How do you get the most out of the limited clothes you pack?
The usual tricks of the trade. Putting a pullover over a dress so it looks like a skirt. Sometimes even tucking or un-tucking a blouse makes a fair bit of difference. I don't tend to travel with accessories, mainly because they're small and they might get lost, but it's good to have a belt on hand. And different tights can change an outfit quite a bit... I guess those should have been on the list! Inevitably though, unless it's a very short trip, you will get a bit bored with what you've brought--but that only makes you appreciate your other things more when you get home!
It’s nice to hear that even someone who is so used to packing still has trouble with packing too much! You said you don’t pack many accessories but what about make up/beauty products?

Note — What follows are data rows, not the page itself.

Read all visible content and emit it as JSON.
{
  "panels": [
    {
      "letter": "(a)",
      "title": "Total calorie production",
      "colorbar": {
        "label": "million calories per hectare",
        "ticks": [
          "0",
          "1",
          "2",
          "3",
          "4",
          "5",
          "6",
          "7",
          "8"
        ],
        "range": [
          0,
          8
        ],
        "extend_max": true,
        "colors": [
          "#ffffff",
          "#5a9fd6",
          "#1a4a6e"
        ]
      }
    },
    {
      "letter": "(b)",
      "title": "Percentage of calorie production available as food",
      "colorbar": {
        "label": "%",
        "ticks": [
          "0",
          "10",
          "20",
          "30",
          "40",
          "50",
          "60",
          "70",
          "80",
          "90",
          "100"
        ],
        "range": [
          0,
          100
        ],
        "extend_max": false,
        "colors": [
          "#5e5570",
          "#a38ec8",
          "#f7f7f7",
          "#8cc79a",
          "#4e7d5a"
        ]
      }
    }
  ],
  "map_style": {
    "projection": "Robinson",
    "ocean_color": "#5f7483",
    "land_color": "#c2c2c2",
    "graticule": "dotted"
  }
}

I have a mini toilet bag that fits concealer, my toothbrush, mini-toothpaste and razor and some other random odds and ends in it, and I try and limit myself to that! If I have extra space and am doing something special I might bring a few nail-polishes. I tend not to wear a lot of make-up anyway. Oh, I do buy a travel sized tube of Nivea Soft if I'm organized; it's awful when you arrive somewhere and have no cream. Just remember that if you're flying each individual bottle has to be less than 100mL, and it's best to have a zip-lock bag to fit them in. Tweezers and disposable razors are allowed on the plane, whatever various airport staff might try and tell you. Insist on seeing their list of forbidden items if they give you trouble!
Wow! I could never deal with that little beauty supplies and make up! I admire your survival skills! LOL! I think I've run out of other things to ask, so last question: do you have any other, random, tips for packing?
Random tips for getting around weight allowances: (my obsession ; ))
If possible have someone come to the airport with you. They can hold your heavy stuff while your carry-on is being weighed or seen, and then you can dump all your books back in afterwards! I recommend this more for if you're moving than if you're going on holiday though. If going on holiday, just try and keep it minimal!
Also, most airlines restrict you to one carry-on bag (sometimes including your purse or laptop) but you can get around this in the winter by having a big coat, and draping it over your shoulders rather than wearing it, in order to conceal an over-the-shoulder bag. This may all seem incredibly petty, but if you're packing up your life and they charge $15 per kilo of overweight, well...
Wear your heaviest shoes, "read" your heaviest book in the line... and reward yourself with an enormous cappuccino or equivalent if you actually get away with all of this!